The US Department of Labor reported that in July 44,000 jobs were lost and the jobless rate stood at 6.2 percent. It was a little lower than June's 6.4 percent but remains one of the highest rates in the past decade.

Alerted, the plant managers, especially those in hard-hit sectors such as manufacturing, are venting their ire on China-made products.

As consumers, on the one hand, Americans welcome the lower-priced imports from China; while on the other, the American manufacturers blame the same products for their lost market share. China is also blamed for the rising unemployment rate in the United States.

The complaints are understandable.

However, it doesn't require much gray matter to figure out that what they have seen as the problem is far from being the whole truth.

Since many developing countries, such as China, which used to be locked behind trade barriers, opened up late in the last century, world economic integration has accelerated at an unprecedented speed, fueled by free trade, free capital flow and a global market.

Countries with comparative advantages have combined to form a long chain from raw materials to finished product.

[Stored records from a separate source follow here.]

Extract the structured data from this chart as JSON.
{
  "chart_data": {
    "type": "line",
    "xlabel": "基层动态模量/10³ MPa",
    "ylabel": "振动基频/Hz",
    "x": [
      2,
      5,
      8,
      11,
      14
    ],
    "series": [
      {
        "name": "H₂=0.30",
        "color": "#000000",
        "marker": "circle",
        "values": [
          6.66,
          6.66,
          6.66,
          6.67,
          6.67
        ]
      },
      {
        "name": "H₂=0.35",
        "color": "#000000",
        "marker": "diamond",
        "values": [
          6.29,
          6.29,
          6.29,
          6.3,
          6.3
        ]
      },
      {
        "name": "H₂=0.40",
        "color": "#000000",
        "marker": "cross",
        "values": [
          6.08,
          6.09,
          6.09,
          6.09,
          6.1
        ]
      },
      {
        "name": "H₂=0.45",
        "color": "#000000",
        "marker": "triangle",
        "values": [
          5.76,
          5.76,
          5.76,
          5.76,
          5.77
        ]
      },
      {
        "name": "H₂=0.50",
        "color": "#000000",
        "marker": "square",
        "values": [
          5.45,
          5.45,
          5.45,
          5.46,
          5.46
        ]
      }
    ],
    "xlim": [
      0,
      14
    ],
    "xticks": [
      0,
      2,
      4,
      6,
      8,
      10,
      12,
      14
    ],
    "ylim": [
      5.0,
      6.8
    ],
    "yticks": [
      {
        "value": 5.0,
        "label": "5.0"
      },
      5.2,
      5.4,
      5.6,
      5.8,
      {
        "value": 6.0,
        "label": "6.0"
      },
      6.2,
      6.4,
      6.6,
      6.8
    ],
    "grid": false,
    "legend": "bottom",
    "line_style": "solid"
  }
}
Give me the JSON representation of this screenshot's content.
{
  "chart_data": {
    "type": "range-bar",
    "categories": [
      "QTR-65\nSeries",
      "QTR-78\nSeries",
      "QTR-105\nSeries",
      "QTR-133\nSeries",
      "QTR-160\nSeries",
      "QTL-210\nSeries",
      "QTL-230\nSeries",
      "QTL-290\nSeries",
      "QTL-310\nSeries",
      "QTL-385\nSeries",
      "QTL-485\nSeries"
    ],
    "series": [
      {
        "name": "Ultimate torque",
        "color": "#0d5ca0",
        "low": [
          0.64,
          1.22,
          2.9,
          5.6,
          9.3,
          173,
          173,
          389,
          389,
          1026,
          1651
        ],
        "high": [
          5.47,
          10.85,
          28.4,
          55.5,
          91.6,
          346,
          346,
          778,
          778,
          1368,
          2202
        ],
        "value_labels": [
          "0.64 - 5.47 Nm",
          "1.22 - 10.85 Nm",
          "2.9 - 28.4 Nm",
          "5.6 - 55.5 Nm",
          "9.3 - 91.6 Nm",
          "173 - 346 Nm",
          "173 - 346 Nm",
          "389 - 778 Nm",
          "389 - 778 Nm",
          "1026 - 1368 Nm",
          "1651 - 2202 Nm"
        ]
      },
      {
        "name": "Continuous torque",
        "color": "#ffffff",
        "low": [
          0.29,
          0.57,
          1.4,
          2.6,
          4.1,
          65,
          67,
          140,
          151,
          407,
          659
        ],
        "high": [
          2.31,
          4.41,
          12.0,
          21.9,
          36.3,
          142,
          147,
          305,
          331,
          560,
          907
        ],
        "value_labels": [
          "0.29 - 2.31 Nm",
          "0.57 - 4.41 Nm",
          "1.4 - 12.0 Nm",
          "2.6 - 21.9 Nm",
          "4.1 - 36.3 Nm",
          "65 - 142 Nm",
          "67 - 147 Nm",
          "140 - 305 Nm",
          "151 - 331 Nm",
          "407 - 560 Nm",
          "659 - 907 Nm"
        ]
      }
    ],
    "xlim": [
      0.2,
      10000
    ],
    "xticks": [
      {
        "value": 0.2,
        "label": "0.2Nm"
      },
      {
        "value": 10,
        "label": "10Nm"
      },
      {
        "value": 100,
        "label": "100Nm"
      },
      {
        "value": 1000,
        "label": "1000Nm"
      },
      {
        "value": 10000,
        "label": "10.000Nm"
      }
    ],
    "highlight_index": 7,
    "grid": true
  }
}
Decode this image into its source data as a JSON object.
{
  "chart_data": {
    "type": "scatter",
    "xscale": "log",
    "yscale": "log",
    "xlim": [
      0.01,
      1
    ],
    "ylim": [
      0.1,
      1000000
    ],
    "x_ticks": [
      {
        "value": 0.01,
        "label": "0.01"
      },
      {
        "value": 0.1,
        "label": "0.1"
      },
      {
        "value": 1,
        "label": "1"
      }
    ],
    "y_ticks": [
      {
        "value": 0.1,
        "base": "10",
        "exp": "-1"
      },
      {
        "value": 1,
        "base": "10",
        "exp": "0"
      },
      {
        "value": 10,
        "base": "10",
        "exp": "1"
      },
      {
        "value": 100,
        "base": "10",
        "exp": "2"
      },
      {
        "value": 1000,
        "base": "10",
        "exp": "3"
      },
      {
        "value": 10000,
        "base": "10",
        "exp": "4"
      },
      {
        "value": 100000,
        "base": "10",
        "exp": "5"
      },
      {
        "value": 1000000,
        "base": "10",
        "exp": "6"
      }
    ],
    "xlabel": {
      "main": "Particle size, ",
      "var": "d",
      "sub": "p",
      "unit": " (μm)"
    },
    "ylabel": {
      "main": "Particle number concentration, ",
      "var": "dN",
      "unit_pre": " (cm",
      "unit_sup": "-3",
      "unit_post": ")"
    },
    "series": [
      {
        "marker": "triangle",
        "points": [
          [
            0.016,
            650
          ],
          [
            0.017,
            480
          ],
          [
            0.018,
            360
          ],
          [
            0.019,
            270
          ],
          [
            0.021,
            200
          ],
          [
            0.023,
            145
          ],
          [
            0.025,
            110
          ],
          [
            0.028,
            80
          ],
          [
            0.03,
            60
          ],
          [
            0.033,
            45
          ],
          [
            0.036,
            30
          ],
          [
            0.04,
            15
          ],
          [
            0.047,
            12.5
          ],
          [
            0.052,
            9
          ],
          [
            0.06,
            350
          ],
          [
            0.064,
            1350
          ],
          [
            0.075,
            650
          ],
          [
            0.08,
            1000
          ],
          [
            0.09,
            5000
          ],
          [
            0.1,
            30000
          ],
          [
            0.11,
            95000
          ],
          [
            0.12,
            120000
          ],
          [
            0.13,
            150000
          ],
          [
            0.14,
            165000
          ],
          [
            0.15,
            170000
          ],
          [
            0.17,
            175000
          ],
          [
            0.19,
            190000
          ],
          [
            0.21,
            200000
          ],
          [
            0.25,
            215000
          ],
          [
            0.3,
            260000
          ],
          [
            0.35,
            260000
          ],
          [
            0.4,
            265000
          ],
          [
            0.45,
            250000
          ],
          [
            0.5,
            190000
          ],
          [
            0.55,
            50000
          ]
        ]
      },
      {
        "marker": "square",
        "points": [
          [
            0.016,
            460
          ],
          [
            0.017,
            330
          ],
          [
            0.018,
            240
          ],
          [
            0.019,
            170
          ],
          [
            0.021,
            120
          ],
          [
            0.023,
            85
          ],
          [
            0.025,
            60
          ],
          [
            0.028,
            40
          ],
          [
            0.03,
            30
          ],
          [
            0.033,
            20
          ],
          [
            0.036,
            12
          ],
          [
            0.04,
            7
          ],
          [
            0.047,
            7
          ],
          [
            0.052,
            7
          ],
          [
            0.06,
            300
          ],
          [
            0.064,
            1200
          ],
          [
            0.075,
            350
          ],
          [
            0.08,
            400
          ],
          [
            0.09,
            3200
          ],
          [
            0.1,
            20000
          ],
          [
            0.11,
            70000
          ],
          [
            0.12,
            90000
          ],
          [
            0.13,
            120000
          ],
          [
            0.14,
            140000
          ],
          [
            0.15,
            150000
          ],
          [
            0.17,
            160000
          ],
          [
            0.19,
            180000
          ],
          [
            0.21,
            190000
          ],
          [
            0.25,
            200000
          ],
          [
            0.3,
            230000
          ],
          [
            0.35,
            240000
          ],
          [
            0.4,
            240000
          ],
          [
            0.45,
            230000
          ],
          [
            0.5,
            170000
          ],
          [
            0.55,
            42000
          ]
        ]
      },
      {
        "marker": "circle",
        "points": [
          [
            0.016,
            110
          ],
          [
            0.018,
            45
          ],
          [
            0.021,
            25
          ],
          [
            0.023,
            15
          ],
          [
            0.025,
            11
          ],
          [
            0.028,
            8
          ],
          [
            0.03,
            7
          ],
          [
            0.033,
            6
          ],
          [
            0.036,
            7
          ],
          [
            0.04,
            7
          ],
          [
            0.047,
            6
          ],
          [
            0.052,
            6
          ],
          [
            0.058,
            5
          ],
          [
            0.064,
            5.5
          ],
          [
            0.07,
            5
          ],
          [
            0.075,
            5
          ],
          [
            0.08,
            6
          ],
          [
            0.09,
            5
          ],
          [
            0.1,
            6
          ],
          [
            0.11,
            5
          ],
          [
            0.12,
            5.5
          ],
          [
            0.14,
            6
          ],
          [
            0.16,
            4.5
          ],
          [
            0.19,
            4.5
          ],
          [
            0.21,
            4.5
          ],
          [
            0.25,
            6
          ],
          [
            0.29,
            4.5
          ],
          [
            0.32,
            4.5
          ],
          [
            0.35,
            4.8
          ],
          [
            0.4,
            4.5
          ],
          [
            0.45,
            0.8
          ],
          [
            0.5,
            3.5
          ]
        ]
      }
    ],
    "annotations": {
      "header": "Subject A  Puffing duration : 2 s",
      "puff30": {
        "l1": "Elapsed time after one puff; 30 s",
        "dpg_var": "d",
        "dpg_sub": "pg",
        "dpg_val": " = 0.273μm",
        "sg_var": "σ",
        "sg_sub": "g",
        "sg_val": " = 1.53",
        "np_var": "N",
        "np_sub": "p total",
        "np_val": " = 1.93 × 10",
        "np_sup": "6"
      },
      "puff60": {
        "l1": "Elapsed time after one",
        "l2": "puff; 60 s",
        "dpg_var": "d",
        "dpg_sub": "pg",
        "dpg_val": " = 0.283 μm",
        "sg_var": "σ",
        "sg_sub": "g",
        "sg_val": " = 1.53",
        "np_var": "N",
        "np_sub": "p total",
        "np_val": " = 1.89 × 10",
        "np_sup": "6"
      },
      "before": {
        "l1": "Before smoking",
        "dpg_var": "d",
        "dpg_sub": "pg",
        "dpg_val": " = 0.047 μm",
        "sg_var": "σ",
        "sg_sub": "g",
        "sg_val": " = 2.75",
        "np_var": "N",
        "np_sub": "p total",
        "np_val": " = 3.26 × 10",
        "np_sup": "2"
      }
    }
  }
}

The world's labor-intensive industries naturally migrate to locations where abundant labor is available, and low wages are a major factor in cutting production costs.

With modest living expenses, workers in these new markets can accept less wages, although they are no less productive than their counterparts in developed economies.

This is a result of world economic restructuring.

China is being blamed just because it happens to be one of the locations which meet most requirements of globalized production.

If manufacturing jobs don't go to China, it goes without question that they will go to other countries with low production costs, like India, Viet Nam or Malaysia.

Certainly, these jobs are not going back to the United States, where the manufacturing industry, with its relatively high costs of production, is not as competitive in the globalized era as it used to be.

China has become a part of the global production chain, whether others like it or not. And China's position benefits others.

It is true that Chinese products have penetrated the US market, but they are often made in factories owned by firms from the United States or other countries, as China is the world's major destination for foreign investment. Much of the profit goes into the pockets of foreign investors.

Americans railing at mass layoffs may forget they are enjoying the comfortable prices and good quality of China-made products themselves.

As Rodney D. Ludema, an expert in international trade with Georgetown University, said: "The manufacturing industry's efforts to keep out Chinese-made products may effectively retain some jobs, but it will be at the price of consumers' interests and the industry's innovation. They should get prepared for the perpetual disappearance of some manufacturing positions."

The cure for the problems of US industry is not to erect trade barriers, but to resort to innovation to enhance its competitiveness.

As a matter of fact, while exporting manufacturing jobs, the US economy is witnessing an upgrade in its industrial structure.

The restructuring will make the US economy more effective, said Ludema in an interview with the Washington Observer Weekly.

It is not a new phenomenon for the US manufacturing industry to lose jobs to other countries. This time, the timing has complicated the issue. It is only one year away from the US presidential election. The pure economic issue is in danger of getting enmeshed in politics.

Eyeing the votes in states where manufacturing centers are located, politicians from both parties have expressed their concerns over the issue of manufacturing job losses, according to the Wall Street Journal.

Another sign is that the US government is weighing a renewal of restrictions on Chinese-produced textile products, under pressure from textile companies.

Major trade partners to each other, China and the United States have common interests. Their roles are decided by their different economic endowments.

Ignorance of that difference and unfair charges can do nothing but hurt normal trade relations between the two sides.